James of the Desert

A record of the adventures of James, who in his 31st year left the human world and came to the desert.





Archives:





racketmensch

9.27.2002

 
Answers arrived in dreams. Nearly twenty years had passed since James had been to New Mexico and beyond, in the fringes of the desert. His dad had taken him hiking with a group of fathers and sons, largely as a way to encourage campfire talk and perseverance in the boys. The other boys, though, were aggressive and malicious, and had preyed upon James' quiet nature. They hounded him recklessly, snakes snapping at his heels; the fathers were unanimously amused. The exercise in character-building became a wound, a scar. Beautiful boy, they called him. Beautiful boy, can't you take the trail? The landscapes of his dreams at night appropriated the landscapes of the trail for years afterward.

So the night after leaving the cube farm behind, he dreamed himself walking the scrubby trails again, no longer a youth, but still the beautiful boy. Past the Ponderosa Pine and around the granite peaks he wandered, to a cracked white land beneath a blue sky. Though a sun hung heavy in the sky, it showed no compass; no trail guided him from an A to a B. He sat cross-legged in the sun and dull flowers sprang up around him. The mountains in the distance melted away, and at its zenith, the sun shined straight down on him. The reptiles crawled into their holes, and the cacti swayed to an unheard tune, beyond his ears.

posted by Sam at 4:23:00 PM

9.26.2002

 
He was in the middle of proofreading a small correction in the punctuation of a memo that had no bearing on his professional career. "Should we use a serial comma or not?" read the red ink at the top of the page. In the printed text, the same smooth red line circled two words, "staples" and "and". A wisp of dust rolled across his grey pressboard desk until it stopped against a discarded black pen. All human voices seemed sucked from the air and replaced with the click of computer keys on all sides. The low buzz of fluorescent lights pressed down from overhead.

A little bell sound came out of his computer when an email appeared on his screen, asking him if he'd seen the new style of letterhead.

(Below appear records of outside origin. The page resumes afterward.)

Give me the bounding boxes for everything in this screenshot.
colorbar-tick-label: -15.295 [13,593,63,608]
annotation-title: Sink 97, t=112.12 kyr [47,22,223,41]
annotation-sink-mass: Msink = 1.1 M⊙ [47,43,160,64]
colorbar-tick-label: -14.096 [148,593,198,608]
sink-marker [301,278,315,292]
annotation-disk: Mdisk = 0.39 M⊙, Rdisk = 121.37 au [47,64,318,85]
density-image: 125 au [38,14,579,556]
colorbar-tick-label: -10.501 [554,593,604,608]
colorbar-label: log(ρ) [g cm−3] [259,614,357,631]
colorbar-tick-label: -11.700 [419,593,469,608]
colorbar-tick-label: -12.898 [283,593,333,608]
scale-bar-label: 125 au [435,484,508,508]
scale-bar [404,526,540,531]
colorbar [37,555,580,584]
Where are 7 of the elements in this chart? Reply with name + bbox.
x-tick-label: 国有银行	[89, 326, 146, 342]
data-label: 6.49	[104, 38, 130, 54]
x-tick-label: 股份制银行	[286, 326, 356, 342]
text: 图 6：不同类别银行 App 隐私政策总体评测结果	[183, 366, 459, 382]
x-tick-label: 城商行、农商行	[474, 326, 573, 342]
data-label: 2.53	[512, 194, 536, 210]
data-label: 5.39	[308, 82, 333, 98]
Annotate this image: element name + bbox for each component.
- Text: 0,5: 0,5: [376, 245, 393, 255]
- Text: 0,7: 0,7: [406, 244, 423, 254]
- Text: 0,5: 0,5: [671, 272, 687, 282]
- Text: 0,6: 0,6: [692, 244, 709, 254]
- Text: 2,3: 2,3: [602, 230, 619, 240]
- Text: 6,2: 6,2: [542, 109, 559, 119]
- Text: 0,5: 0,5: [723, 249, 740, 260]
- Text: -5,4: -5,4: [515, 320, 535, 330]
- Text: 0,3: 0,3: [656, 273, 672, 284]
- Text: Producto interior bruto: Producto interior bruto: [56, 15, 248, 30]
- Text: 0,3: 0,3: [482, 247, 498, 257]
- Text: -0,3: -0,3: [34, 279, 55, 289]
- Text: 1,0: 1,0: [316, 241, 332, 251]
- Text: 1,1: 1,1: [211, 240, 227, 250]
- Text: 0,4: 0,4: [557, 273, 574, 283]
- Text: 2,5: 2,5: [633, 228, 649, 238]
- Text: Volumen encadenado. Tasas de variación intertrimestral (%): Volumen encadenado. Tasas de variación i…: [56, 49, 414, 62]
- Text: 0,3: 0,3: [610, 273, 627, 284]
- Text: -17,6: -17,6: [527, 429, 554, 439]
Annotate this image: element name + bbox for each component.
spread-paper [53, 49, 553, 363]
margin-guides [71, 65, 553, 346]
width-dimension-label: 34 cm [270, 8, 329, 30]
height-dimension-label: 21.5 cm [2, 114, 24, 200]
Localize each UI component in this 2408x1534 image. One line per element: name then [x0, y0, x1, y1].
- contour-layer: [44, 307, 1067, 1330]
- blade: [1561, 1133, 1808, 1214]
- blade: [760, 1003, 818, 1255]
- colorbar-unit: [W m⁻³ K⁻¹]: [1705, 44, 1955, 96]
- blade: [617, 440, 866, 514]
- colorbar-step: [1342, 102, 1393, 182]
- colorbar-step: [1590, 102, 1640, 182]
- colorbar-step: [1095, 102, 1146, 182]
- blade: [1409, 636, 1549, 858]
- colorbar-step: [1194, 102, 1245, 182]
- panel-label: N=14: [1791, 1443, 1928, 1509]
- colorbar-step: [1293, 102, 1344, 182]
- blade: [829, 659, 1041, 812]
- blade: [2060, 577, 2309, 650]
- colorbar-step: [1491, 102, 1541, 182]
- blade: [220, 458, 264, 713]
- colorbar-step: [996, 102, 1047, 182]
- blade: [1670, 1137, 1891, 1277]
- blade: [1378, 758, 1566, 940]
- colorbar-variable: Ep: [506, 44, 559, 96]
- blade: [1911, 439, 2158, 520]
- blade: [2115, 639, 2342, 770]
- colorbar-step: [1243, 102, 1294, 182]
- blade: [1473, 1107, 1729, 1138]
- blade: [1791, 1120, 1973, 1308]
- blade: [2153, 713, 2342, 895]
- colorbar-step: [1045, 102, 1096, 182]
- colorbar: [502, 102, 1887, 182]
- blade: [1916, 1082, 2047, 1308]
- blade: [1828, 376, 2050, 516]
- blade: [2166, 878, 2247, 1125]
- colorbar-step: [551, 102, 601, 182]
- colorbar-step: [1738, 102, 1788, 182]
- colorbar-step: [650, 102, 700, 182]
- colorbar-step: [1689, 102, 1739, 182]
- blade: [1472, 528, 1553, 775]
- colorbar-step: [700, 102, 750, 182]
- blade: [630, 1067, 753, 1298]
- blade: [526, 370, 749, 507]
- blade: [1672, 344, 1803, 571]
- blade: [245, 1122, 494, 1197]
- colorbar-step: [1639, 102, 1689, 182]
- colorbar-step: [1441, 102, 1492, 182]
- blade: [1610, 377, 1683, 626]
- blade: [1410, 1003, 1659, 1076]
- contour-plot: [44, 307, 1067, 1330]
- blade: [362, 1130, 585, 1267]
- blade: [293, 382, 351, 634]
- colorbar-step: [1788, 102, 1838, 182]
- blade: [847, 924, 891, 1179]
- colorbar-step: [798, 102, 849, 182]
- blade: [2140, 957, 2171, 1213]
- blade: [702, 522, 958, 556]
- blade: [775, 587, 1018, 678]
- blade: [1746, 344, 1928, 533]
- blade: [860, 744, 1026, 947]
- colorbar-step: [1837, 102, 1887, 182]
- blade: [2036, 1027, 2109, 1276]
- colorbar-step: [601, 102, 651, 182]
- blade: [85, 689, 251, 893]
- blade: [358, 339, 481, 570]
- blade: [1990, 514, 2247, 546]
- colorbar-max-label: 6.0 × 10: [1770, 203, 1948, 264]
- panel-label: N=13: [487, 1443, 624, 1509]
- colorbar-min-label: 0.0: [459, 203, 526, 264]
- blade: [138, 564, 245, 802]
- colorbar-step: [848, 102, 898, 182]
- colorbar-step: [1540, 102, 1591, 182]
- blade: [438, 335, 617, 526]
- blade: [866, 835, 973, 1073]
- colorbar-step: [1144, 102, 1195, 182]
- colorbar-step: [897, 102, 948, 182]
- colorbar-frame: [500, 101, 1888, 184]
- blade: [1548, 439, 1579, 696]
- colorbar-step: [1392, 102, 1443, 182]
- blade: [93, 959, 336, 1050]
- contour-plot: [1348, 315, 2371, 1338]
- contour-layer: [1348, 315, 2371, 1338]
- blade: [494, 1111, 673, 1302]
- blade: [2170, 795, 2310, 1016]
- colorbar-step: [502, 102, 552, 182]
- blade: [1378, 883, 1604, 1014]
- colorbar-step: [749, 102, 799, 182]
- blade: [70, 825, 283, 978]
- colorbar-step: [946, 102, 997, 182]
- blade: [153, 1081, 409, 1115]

Then the computer froze, gone dark and blue, flushed down. The only explanation was the clatter of computer keys on all sides. Someone in a cube several rows over, a woman, laughed out loud then stifled it with a hand. He got up from his chair, walked past the blue faces in the grey cubes, and was already taking a peppermint candy from the receptionist's glass candy jar on the big brown desk when he realized he would be leaving the building for the last time.
"Are you going out for the afternoon?" she asked, with that pleasant, rehearsed smile. James unrolled the loud cellophane wrapper and popped the red and white candy between his cheek and teeth.
"I'm never coming back," he said. "It's been okay knowing you." With that, he got in his car and drove away.

posted by Sam at 1:21:00 PM

9.25.2002

 
Though more would come to be involved in his decision - cause and consequence being what they are in this world - he first made it on a particular moment that laid bare the contents and composition of his life.

posted by Sam at 9:45:00 AM

 
In his 31st year, James left the human world and came to the desert.